Nell’ultima settimana di gennaio le prime pagine sono state monopolizzate dal caso Monte Paschi, la terza banca italiana, travolta da uno scandalo che ha pochi precedenti. Il buco registrato nei conti del Monte, su cui sono in corso le indagini da parte della procura di Siena, ha causato non solo un terremoto finanziario che ha costretto l’ex presidente della banca, Giuseppe Mussari, a dimettersi dalla guida dell’Abi, ma anche un’aspra polemica che ha coinvolto sia la politica che gli organismi di vigilanza, a partire da Consob e Banca d’Italia.
Riferendo alla Camera, il ministro del Tesoro, Vittorio Grilli, ha difeso l’operato della banca centrale, ritenendo del tutto adeguata l’azione di controllo effettuata su Mps. Ma in difesa di Via Nazionale è intervenuto addirittura il presidente Giorgio Napolitano, con un appello a salvaguardare l’immagine della principale istituzione economica nazionale.

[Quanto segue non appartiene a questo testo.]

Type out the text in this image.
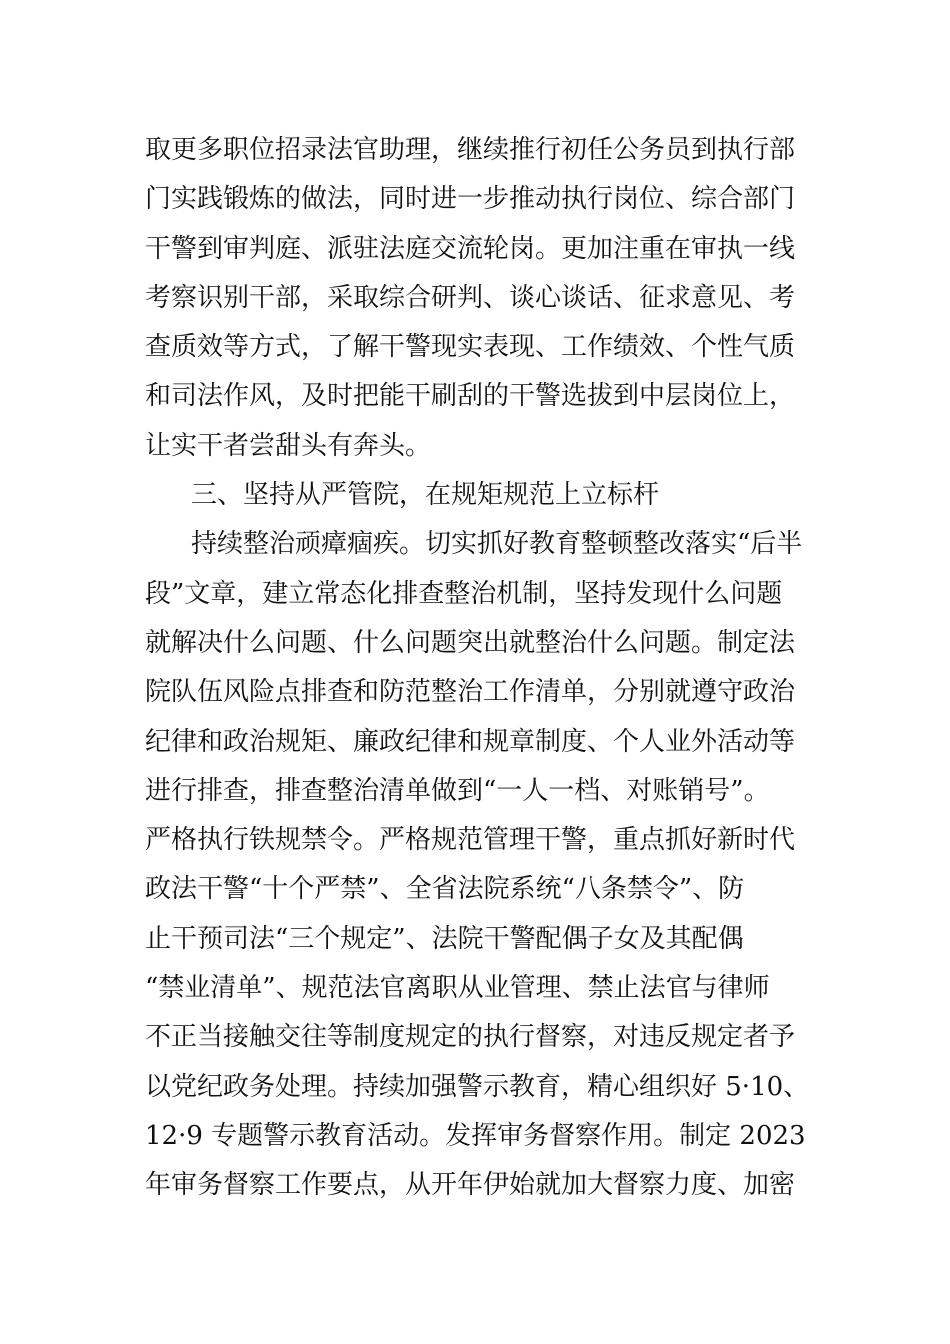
取更多职位招录法官助理，继续推行初任公务员到执行部
门实践锻炼的做法，同时进一步推动执行岗位、综合部门
干警到审判庭、派驻法庭交流轮岗。更加注重在审执一线
考察识别干部，采取综合研判、谈心谈话、征求意见、考
查质效等方式，了解干警现实表现、工作绩效、个性气质
和司法作风，及时把能干刷刮的干警选拔到中层岗位上，
让实干者尝甜头有奔头。
三、坚持从严管院，在规矩规范上立标杆
持续整治顽瘴痼疾。切实抓好教育整顿整改落实“后半
段”文章，建立常态化排查整治机制，坚持发现什么问题
就解决什么问题、什么问题突出就整治什么问题。制定法
院队伍风险点排查和防范整治工作清单，分别就遵守政治
纪律和政治规矩、廉政纪律和规章制度、个人业外活动等
进行排查，排查整治清单做到“一人一档、对账销号”。
严格执行铁规禁令。严格规范管理干警，重点抓好新时代
政法干警“十个严禁”、全省法院系统“八条禁令”、防
止干预司法“三个规定”、法院干警配偶子女及其配偶
“禁业清单”、规范法官离职从业管理、禁止法官与律师
不正当接触交往等制度规定的执行督察，对违反规定者予
以党纪政务处理。持续加强警示教育，精心组织好 5·10、
12·9 专题警示教育活动。发挥审务督察作用。制定 2023
年审务督察工作要点，从开年伊始就加大督察力度、加密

Nel mirino delle polemiche sono entrati anche Mario Draghi, ex governatore di Bankitalia e oggi a capo della Bce, e lo stesso Pd, ritenuto il principale interlocutore politico della banca senese. Il che, a meno di un mese dal voto del 25 febbraio, fa temere possibili ripercussioni nelle urne.

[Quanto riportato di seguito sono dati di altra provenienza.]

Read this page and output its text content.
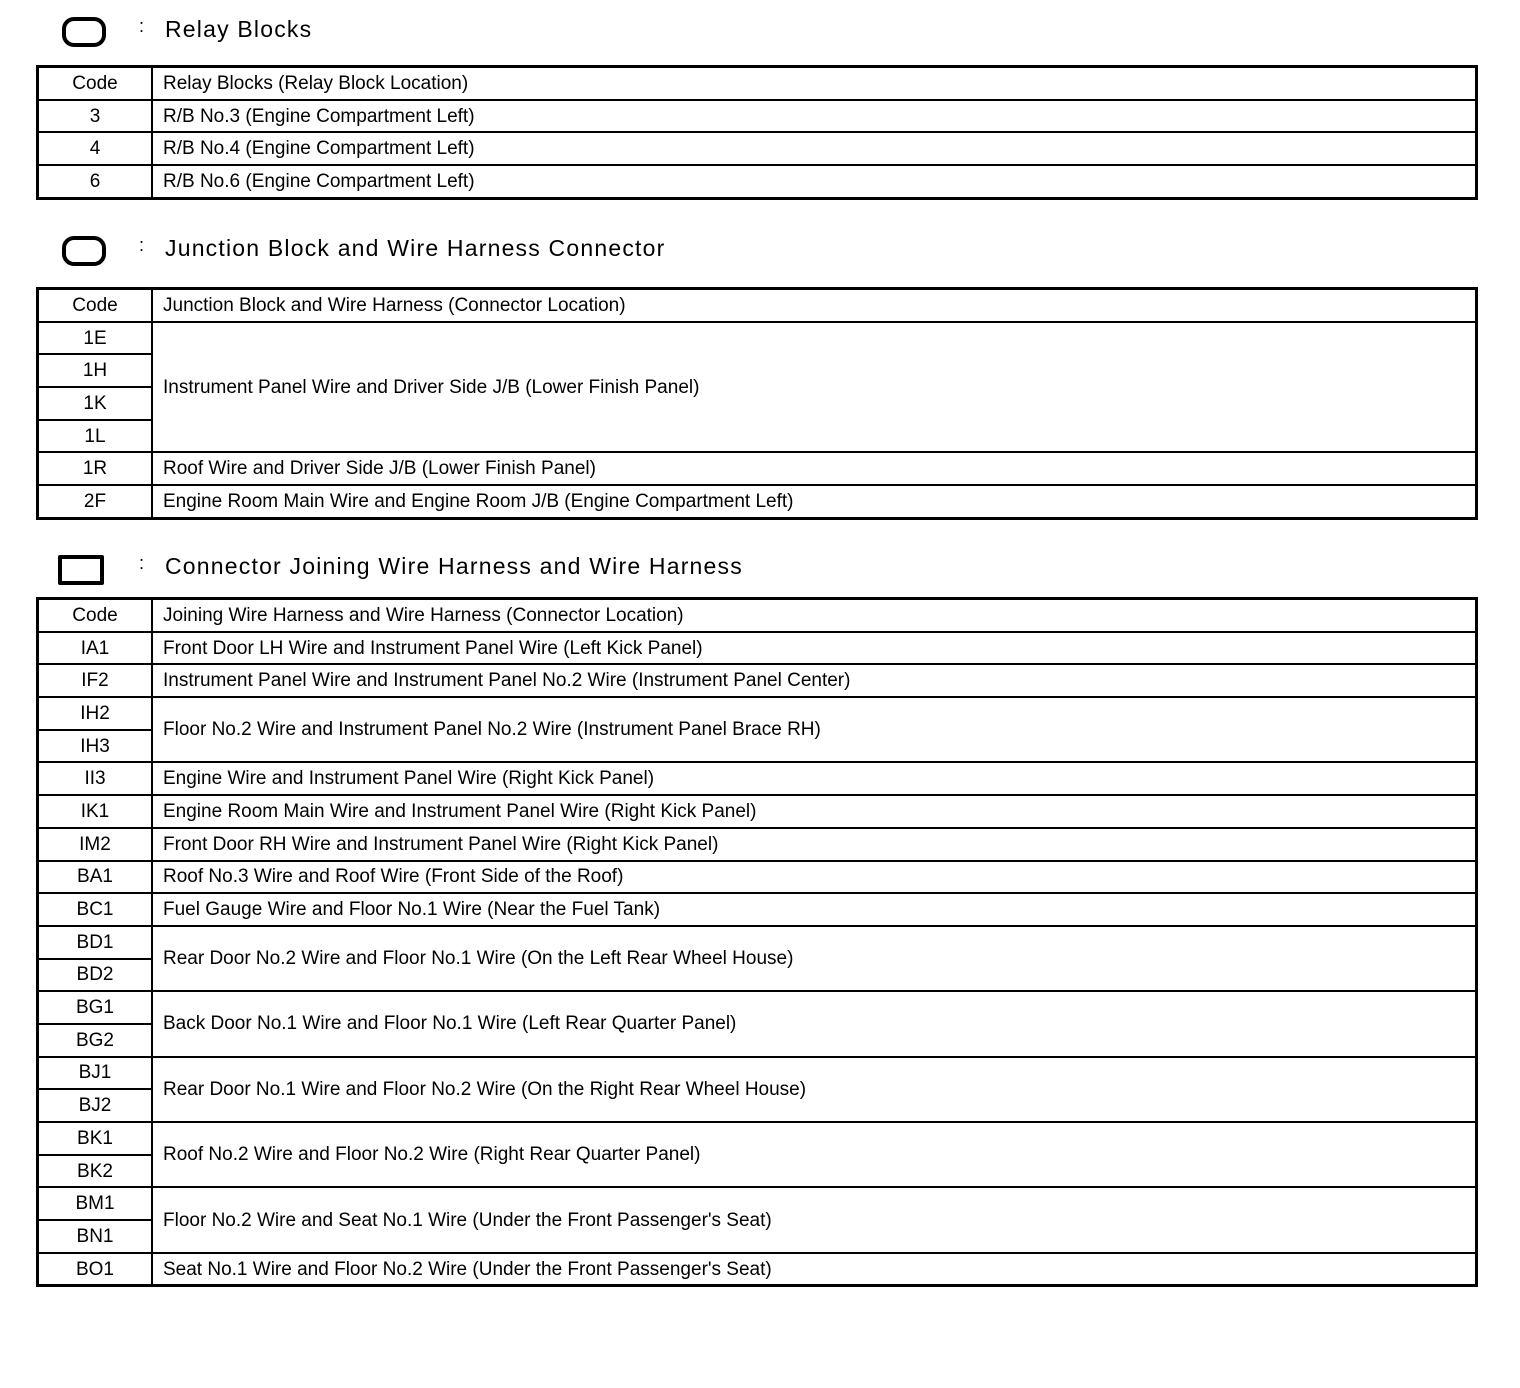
: Relay Blocks
Code	Relay Blocks (Relay Block Location)
3	R/B No.3 (Engine Compartment Left)
4	R/B No.4 (Engine Compartment Left)
6	R/B No.6 (Engine Compartment Left)
: Junction Block and Wire Harness Connector
Code	Junction Block and Wire Harness (Connector Location)
1E	Instrument Panel Wire and Driver Side J/B (Lower Finish Panel)
1H	
1K	
1L	
1R	Roof Wire and Driver Side J/B (Lower Finish Panel)
2F	Engine Room Main Wire and Engine Room J/B (Engine Compartment Left)
: Connector Joining Wire Harness and Wire Harness
Code	Joining Wire Harness and Wire Harness (Connector Location)
IA1	Front Door LH Wire and Instrument Panel Wire (Left Kick Panel)
IF2	Instrument Panel Wire and Instrument Panel No.2 Wire (Instrument Panel Center)
IH2	Floor No.2 Wire and Instrument Panel No.2 Wire (Instrument Panel Brace RH)
IH3	
II3	Engine Wire and Instrument Panel Wire (Right Kick Panel)
IK1	Engine Room Main Wire and Instrument Panel Wire (Right Kick Panel)
IM2	Front Door RH Wire and Instrument Panel Wire (Right Kick Panel)
BA1	Roof No.3 Wire and Roof Wire (Front Side of the Roof)
BC1	Fuel Gauge Wire and Floor No.1 Wire (Near the Fuel Tank)
BD1	Rear Door No.2 Wire and Floor No.1 Wire (On the Left Rear Wheel House)
BD2	
BG1	Back Door No.1 Wire and Floor No.1 Wire (Left Rear Quarter Panel)
BG2	
BJ1	Rear Door No.1 Wire and Floor No.2 Wire (On the Right Rear Wheel House)
BJ2	
BK1	Roof No.2 Wire and Floor No.2 Wire (Right Rear Quarter Panel)
BK2	
BM1	Floor No.2 Wire and Seat No.1 Wire (Under the Front Passenger's Seat)
BN1	
BO1	Seat No.1 Wire and Floor No.2 Wire (Under the Front Passenger's Seat)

Nel gran calderone di accuse e controaccuse, è rimasto un pò sullo sfondo l’altro grave problema che si apre al Monte dei Paschi, e cioè quello legato al destino della banca, dei 6 milioni di clienti e dei 31 mila dipendenti; questi ultimi già molto sacrificati da un piano di ristrutturazione lacrime e sangue, varato recentemente con l’intento di sostenere la banca in un momento di grave difficoltà. Su questo specifico aspetto della vicenda il diario ha intervistato due leader del sindacato bancari, Agostino Megale della Fisac Cgil e Massimo Masi della Uilca Uil, che pur divergendo sul piano (non firmato dalla Cgil) concordano però sulla ormai inderogabile necessità di avviare una operazione trasparenza a livello nazionale, per fare finalmente luce su cosa sta accadendo.